I wonder what will happen politically as a consequence of these things. Remember that Democrats have supported expansion of predatory lending practices so long as there is some sort of political set-aside in the form of racial or professional patronage. Indeed, our Al GREEN voted for this bankrupty bill and our county chairman rushed to his defense in this offical party blog.
In fact, our party does not actually support the regulation of anything today. We have piled-on to the the de-regulation of everything and to just plain old control fraud like ENRON and the government-guaranteed and government-subsidized bandwidth- auctions, land-speculation, arms-barter, tax-abatement and fly-by-night real-estate deals of every sort.
The huge cities of Texas with their Democratic majorities are rife with these practices.

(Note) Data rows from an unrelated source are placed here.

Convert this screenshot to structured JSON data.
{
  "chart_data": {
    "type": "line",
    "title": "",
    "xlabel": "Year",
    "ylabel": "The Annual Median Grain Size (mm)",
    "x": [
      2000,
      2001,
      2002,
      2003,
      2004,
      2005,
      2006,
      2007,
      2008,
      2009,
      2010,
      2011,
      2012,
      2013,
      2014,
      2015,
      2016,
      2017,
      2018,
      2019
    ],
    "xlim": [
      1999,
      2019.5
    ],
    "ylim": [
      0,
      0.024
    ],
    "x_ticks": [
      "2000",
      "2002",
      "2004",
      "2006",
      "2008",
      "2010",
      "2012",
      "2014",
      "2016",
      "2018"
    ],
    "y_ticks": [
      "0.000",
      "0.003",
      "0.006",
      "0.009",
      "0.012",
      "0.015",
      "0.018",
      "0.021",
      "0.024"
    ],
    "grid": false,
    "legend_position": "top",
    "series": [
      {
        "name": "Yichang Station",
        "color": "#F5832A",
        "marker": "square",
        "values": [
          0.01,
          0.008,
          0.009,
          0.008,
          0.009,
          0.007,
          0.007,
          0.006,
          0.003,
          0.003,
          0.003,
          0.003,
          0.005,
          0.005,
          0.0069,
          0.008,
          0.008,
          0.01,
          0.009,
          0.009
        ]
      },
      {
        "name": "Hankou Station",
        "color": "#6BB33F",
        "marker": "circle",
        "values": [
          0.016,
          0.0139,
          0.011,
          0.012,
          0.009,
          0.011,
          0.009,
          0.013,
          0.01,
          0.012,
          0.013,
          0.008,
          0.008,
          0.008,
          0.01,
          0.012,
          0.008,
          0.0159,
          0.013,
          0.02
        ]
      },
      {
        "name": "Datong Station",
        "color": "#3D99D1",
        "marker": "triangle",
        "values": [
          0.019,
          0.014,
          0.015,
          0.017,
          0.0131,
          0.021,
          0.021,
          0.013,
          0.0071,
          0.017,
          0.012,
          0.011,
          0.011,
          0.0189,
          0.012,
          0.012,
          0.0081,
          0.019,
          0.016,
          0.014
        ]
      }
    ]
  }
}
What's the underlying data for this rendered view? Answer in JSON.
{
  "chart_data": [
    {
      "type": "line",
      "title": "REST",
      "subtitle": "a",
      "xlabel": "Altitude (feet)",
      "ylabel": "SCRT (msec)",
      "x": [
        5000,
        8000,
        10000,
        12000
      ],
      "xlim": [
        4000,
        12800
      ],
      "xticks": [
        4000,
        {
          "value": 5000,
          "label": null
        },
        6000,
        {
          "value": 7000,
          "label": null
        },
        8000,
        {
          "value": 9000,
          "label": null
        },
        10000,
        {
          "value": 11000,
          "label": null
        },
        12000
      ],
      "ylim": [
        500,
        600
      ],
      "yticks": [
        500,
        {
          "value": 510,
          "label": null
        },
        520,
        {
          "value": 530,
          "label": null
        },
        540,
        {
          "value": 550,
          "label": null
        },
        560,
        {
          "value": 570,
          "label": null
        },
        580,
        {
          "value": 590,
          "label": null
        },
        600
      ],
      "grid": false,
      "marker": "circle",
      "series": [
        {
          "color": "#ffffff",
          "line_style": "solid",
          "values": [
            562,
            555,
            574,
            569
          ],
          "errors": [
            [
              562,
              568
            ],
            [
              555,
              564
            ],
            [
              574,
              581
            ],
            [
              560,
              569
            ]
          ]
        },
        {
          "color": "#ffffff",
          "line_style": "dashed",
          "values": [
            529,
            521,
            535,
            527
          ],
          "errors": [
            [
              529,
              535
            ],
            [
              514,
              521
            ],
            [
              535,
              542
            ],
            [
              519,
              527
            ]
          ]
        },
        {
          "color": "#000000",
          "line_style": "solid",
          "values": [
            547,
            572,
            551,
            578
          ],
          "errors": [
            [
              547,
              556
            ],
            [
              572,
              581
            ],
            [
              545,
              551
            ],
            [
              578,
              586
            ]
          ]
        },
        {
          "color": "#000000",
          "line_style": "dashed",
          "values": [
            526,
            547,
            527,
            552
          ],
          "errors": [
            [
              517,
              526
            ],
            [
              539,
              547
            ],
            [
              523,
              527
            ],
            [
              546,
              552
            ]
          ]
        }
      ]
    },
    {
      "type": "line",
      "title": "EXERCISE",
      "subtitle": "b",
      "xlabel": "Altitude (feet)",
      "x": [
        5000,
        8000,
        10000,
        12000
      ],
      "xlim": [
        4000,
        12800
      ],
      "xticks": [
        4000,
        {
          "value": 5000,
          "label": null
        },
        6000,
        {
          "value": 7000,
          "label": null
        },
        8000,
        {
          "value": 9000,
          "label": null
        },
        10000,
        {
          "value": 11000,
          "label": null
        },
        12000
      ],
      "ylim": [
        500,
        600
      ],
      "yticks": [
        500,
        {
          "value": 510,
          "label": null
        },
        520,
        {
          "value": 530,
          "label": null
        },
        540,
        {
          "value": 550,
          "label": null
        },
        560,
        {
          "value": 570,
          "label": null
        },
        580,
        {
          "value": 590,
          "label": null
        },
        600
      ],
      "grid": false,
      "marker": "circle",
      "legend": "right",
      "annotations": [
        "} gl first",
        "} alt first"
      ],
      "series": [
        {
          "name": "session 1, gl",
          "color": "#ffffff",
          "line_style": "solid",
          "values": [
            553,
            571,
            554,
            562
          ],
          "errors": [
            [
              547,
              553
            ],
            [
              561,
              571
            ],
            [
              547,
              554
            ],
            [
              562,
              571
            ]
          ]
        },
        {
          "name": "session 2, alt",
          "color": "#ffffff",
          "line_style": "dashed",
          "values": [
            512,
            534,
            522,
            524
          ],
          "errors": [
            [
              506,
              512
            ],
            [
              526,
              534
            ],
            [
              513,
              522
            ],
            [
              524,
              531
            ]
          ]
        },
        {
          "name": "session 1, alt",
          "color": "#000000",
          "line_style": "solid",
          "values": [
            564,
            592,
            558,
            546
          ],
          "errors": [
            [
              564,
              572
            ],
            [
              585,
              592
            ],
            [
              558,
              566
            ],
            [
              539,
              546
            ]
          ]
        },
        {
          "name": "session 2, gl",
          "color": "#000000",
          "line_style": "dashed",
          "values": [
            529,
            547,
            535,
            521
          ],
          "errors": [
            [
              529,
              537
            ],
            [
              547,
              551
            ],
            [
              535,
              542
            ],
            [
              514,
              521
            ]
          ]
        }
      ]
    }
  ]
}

A brace of non-white Democratic elected officials in South Dallas are on the verge of jail, but not the all-white bond-lawyers of either or no party who actually rule Texas cities, including Houston.
We "jes wanna he'p ever'body", well everybody stealing billions from the public credit, fisc, or domain who will kick back a few thousand to our glad-handing, shallow, and corrupt or just stupid office-seekers.
We can rant about the right-wing extremists, but they have an explanation for everything that is linked to a sense of justice or, at least, of retribution. The are always willing to find a scapegoat. But, we are the ones unable to even look for a real culprit.
Thus, all Democrats suffer when our party leaders start playing the cover-up, blame-shifting, bi-partisan commission games that are an integral part of both indirect taxation and monopoly rent-sharing.
The problem is that the GOP has our number. They suffer some of our rent-sharing and blame-shifting because they know that every time the Vichy Democrats get away with it, the GOP noose around this party and everything it has stood for is one notch tighter.
Our party lacks the intellectual and political dscipline to oppose anything, so the GOP is going to leave us holding the bag. We seem to be the dumb-fucks of bi-partisan concession-tending, the sit-com party, the SEINFELD/CONSTANZA "Party about Nothing".